Het spreekt vanzelf dat ik aan Claus méér geloof hechtte dan aan Leus, Hugo Claus was immers bevriend met Alain Robbe-Grillet. Omgekeerd is daarmee ook de lof van 'Jeanne' voor "Le chagrin" te verklaren. Niet dat "Het verdriet" geen lof verdient uiteraard, maar ze had zich net als de andere Fransen in de uitzending achter haar chauvinisme kunnen verschansen.
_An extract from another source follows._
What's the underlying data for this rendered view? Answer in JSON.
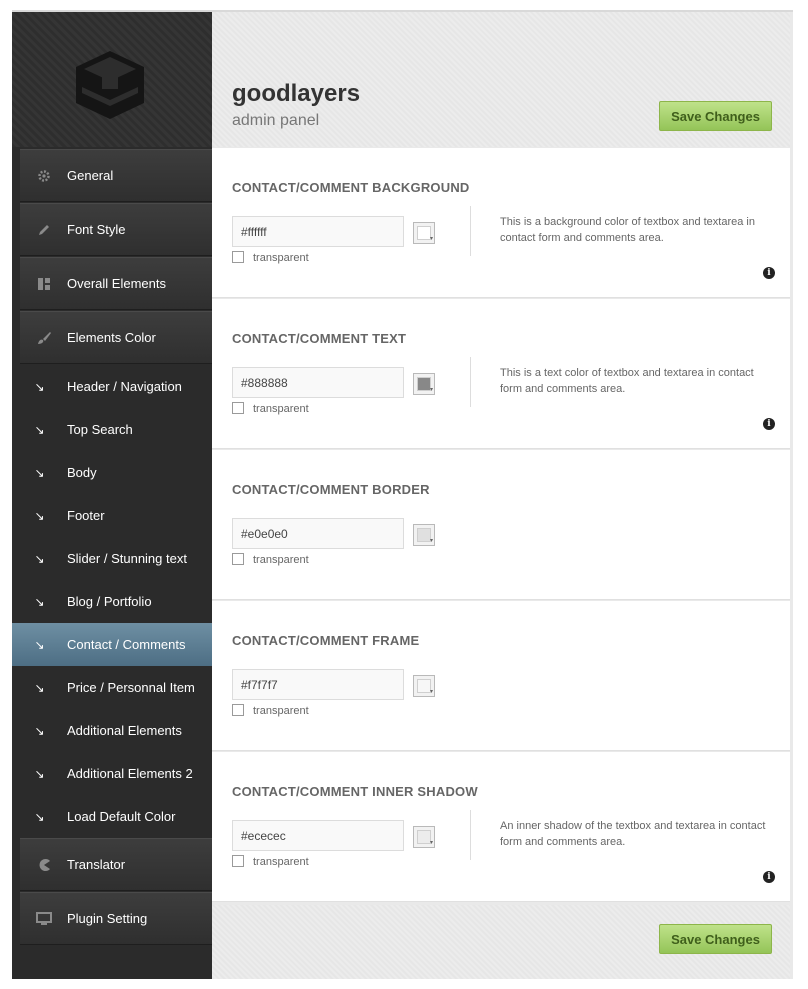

Er is overigens nog iets merkwaardigs aan het auteurschap van "L'image". Dit boek dateert immers reeds uit 1956. Kent u een auteur die 29 jaar wacht om een tweede boek te schrijven? Vooral niet als uit het op dit moment in universitaire kringen erg populaire "receptie-onderzoek" blijkt dat het boek weliswaar onmiddellijk verboden werd, maar "onder de toonbank" toch een groot succes kende.
Nogmaals, kent u een auteur die zou nalaten een succes "op te volgen"? Zeker als het een domein betreft dat geen opzoekings- of documentatiewerk vraagt maar waar je zo maar uit je eigen ervaring kan putten: staat Jeanne/Dominique immers niet bekend als "de hogepriesteres van het bizarre"?
PAULINE REAGE
Hiermee is ze overigens totaal de antipode van Pauline Réage, die de avonturen van O naar eigen zeggen allemaal uit haar fantasieën heeft gehaald, fantasieën die ze trouwens reeds op heel jonge leeftijd had. Op 14-jarige leeftijd had ze reeds werken van Pierre Louÿs gelezen ("Aphrodite", "Chansons de Bilitis"), die toen erg veel indruk op haar maakten, alhoewel ze deze later als slechte literatuur zou bestempelen. De Sade heeft ze pas nadien gelezen, toen ze dertig was ongeveer. In de bibliotheek van haar vader had ze wel Boccaccio, Crébillon e.a. nogal "scabreuze" verhalen gelezen, maar die hebben geen invloed op haar gehad, het taalgebruik (vooral voor geslachtsorganen of geslachtsgemeenschap) stoorde haar zelfs. De ideeën van een geheime sekte haalde ze eerder uit romantische literatuur à la Walter Scott en Ann Radcliff.
Dat kan dan ook de reden zijn waarom er ook van Réage nadien niet zo heel veel meer werd vernomen, want de twee andere delen die later samen in één boek verschenen, namelijk "Une fille amoureuse" en "Retour à Roissy", vormden eigenlijk een onderdeel van het oorspronkelijke manuscript, al wilde Réage eigenlijk dat "Retour à Roissy" nooit samen met "Histoire d'O" als één boek mocht verschijnen, omdat het eigenlijk een soort "tegengestelde" is. In plaats van de verheerlijking van de liefde van O. voor Sir Stephen volgt hier de aftakeling omdat O. begint te vermoeden dat Sir Stephen haar gewoon voor zakelijke bedoelingen aan zijn vrienden "uitleent".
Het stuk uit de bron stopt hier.